The closure of Karnataka’s steel plants will result in huge commercial losses to these companies, but the far bigger impact will be on the loss of production and employment in downstream industries such as automobiles, consumer durables, machine tools and engineering products. The direct employment loss alone could cost around 80,000 jobs, with hundreds of thousands of other jobs being jeopardised in downstream industries.

The government stands to lose Rs 100 billion (US$2.17 billion) in revenues and commercial banks could suffer an asset deterioration of up to Rs 500 billion (US$10.85 billion). Even after excluding other relatively minor losses to railways, state governments and utilities, the negative economic impact of a continued ban on mining in Bellary may be too large for the economy to absorb at this stage given that investors’ sentiment is already frail and global conditions are uncertain. The ban, if continued, will bring the Indian economy to the edge of an avoidable precipice.

In imposing the ban, the Supreme Court is presumably acting on the basis of its past experience. The Court saved Delhi from choking to death from noxious transport exhaust fumes by insisting on a cut-off date for the introduction of compressed natural gas in public transport vehicles. This created a mini-crisis with Delhi’s transport system grinding to a halt for a few weeks. The necessary executive action then followed.

The Court realises that India follows a practice of ‘management by crisis’. Far from acting in anticipation of emerging situations, action is postponed until time has virtually run out. This creates avoidable pressures and incurs unnecessary costs.

But given the predominant culture of management by crisis, the Court, acting on practical logic, has again decided to create a crisis — one which is far larger in its coverage and impact than stopping the Delhi public transport system in its tracks. Executive action will hopefully follow.

Can India really afford such repeated crises? And are they really a necessary condition for generating the required policy response and action?

The impending crisis will extend to all mining, including iron ore, coal, bauxite, copper and other minerals. This would result in India foregoing the use of its very large reserves of these natural resources that are essential for industrialisation and growth.

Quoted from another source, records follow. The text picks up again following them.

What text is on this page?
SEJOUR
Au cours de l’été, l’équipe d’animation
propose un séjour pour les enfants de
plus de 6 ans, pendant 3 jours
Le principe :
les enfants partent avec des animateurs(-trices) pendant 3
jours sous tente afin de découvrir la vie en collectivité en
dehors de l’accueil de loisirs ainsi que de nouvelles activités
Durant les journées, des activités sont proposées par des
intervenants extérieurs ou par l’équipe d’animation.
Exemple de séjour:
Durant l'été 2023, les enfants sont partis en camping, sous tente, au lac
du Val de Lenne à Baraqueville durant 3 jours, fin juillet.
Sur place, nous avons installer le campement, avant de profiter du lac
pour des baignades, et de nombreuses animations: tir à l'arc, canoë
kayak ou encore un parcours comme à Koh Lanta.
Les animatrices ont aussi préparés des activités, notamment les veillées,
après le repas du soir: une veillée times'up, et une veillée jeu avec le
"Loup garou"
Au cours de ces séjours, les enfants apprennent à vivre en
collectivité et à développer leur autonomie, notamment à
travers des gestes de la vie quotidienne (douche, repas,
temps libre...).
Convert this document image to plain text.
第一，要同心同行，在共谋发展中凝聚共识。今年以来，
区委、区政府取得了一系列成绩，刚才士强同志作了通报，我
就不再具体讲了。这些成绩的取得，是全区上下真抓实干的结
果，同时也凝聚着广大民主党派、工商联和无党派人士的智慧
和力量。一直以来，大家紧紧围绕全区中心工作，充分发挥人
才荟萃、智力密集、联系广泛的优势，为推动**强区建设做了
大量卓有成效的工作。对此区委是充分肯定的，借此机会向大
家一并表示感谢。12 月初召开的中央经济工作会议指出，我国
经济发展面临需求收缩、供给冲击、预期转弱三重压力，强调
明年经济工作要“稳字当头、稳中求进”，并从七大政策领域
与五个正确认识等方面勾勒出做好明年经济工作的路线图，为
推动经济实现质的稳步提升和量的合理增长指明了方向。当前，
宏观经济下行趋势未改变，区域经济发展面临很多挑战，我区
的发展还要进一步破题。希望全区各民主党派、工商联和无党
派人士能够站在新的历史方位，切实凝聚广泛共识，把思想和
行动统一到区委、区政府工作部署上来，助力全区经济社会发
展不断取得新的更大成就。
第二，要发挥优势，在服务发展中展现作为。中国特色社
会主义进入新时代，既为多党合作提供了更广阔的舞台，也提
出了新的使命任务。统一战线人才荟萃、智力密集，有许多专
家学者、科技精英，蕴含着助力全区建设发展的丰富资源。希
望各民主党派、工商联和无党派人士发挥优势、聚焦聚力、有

Such an outcome would be disastrous. India would have to import massive volumes of these minerals, putting unsustainable pressure on its balance of payments, rendering its industries uncompetitive and generating a massive loss of employment.

The Court would do well to put together a group of relevant experts and industry personnel to find a way out of this impending disaster. There are two practical steps that could be taken. First, immediately establish three technically-competent and independent regulators, one each for iron ore, coal and other minerals. These regulators, by drawing up the necessary regulations and enforcing them strictly, will de-politicise the sector and minimise violations of environmental laws and the rights of indigenous peoples.

Second, the government has to ensure that its policy framework attracts large, organised, technologically well-equipped and socially- and environmentally-conscious mining companies which are more susceptible to public pressure and less prone to corrupt and illegal business operating practices. Such companies could effectively develop those mineral reserves which lie either under forest cover or lands populated by indigenous peoples without causing environmental or social damage.

There are some elements in the draft mining law, as it exists today, which could have the unintended effect of driving out large and organised miners from the sector and encouraging those who are rapacious and have zero concern for indigenous peoples rights or the environment. As it stands, the law will only result in India being unable to take advantage of its own natural resources. This will effectively deny India its natural advantage simply because of an inability to jettison the culture of management by crisis.

Rajiv Kumar is Secretary-General of the Federation of Indian Chambers of Commerce and Industry.